I admittedly have not much clue about file systems. To me as a user,
features like this (this also goes for the strange "resource forks" of
old Mac OS) look like glorified directories. They seem to be just more
complicated, less transparent, and cause friction when moving data
across file systems. Given my poor background, please take the following
with a grain of salt.
I wonder, in situations where meta data has to contain a lot of domain
knowledge, wouldn't sqlite be a good way to organize it?
In situations where meta data are simple annotations to files (like
storing the icon for a file), why can't both the file and the meta data
go to into a directory? This is the way Risc OS (and also today's Mac
OS, AFAIK) deal with the situation.
Hence, there is currently no plan to extend Genode's file-system session
with extended attributes.
Valery's remark about an emulation scheme looks good to bridge the gap.

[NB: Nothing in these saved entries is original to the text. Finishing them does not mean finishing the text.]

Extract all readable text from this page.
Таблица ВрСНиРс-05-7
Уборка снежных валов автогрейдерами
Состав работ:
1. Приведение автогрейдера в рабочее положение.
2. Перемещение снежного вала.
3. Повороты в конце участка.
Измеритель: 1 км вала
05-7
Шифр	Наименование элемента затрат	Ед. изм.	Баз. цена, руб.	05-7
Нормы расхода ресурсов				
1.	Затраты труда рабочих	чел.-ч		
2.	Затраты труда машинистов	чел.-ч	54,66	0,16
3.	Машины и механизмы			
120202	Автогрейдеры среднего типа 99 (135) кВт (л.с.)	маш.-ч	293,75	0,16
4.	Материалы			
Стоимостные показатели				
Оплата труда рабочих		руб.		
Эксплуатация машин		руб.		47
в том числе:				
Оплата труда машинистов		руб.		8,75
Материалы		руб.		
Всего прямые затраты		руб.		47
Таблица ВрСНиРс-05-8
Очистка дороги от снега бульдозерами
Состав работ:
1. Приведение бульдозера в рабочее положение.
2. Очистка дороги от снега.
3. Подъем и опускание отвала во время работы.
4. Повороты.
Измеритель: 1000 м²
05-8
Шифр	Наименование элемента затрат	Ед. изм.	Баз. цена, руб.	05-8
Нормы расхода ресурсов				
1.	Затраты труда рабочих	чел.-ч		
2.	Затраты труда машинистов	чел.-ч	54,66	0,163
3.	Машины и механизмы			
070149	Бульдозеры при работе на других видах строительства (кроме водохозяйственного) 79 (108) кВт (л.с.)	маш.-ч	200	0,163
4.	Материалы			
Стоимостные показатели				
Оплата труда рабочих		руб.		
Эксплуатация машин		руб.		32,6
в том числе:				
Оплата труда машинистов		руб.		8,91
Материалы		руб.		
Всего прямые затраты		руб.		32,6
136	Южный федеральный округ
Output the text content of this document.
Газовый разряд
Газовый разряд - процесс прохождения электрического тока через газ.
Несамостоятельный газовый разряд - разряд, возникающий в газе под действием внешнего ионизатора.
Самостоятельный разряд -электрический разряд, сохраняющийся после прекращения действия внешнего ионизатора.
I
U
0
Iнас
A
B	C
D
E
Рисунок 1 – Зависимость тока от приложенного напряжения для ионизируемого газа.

This way, such a feature can be implemented within the libc where the
libc would rely on some conventions. E.g., when asked for the extended
attributes for a certain 'file', the libc may - under the hood - read
the meta data from a file called '.xa/file'. Yes, this would spill the
'.xa' directories here and there but it leaves the complexity out of
base mechanisms like the VFS or the file-system session.